The second proposed exception relates to so-called “timeshare arrangements.” Timeshare arrangements are arrangements among physicians and hospitals or physician practices by which offices, equipment, personnel and other services are shared. Under a timeshare arrangement, a hospital or local physician practice may ask an out-of-town specialist to provide limited, as-needed services in space owned by the hospital or the practice and the hospital or practice provides the specialist with a fully furnished and operational office. CMS’s proposed exception would permit such arrangements provided that, among other things, physicians use the timeshare premises, equipment, personnel, supplies and other services predominantly for the evaluation and management of patients and not for the provision of designated health services.

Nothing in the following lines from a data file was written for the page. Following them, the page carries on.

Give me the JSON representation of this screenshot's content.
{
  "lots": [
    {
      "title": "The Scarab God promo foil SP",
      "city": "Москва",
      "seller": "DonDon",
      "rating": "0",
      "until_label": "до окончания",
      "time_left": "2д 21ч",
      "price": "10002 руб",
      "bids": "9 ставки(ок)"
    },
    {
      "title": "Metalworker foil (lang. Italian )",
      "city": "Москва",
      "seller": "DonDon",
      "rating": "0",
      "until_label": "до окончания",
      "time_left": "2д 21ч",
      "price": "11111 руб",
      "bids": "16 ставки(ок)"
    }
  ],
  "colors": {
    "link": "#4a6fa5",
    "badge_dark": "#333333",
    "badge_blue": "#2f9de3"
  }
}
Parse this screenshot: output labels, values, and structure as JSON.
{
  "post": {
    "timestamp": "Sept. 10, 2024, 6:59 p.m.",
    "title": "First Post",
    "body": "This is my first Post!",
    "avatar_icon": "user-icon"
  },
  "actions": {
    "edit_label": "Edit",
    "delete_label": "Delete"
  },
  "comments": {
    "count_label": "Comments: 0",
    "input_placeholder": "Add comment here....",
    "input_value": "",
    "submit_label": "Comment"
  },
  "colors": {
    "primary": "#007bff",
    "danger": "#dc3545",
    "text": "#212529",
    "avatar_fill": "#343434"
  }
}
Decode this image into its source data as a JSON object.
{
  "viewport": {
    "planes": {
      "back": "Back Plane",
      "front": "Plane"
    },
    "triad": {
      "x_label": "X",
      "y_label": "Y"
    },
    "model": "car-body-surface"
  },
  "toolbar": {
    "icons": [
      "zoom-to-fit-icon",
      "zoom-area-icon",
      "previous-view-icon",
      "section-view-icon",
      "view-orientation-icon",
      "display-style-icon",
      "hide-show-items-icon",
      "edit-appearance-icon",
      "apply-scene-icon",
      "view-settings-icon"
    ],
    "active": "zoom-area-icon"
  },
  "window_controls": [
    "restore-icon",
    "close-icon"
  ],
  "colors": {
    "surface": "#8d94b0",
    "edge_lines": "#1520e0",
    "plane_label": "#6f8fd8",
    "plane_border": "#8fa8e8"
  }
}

The Proposed Rule also seeks to provide further guidance and clarification on the manner in which financial relationships are documented under the Stark Law. The proposed changes include:

  • Replacing the terms “agreement” and “contract” in several Stark Law exceptions with the term “arrangement”;
  • Clarifying that the writing requirement for many of the Stark Law exceptions can be satisfied with a single document or a series of related documents; 
  • Creating a 90-day period for parties to obtain the requisite signatures to written arrangements, regardless of whether the failure to obtain signatures is inadvertent; and 
  • Clarifying that lease arrangements and personal service arrangements need not be in writing if such arrangements last for at least one year and otherwise comply with Stark Law requirements.

In addition to the proposed changes to the Stark Law, the Proposed Rule seeks to make modifications to several other CMS programs. CMS is accepting comments to the Proposed Rule until September 8, 2015, and anticipates issuing a final rule by November 1, 2015.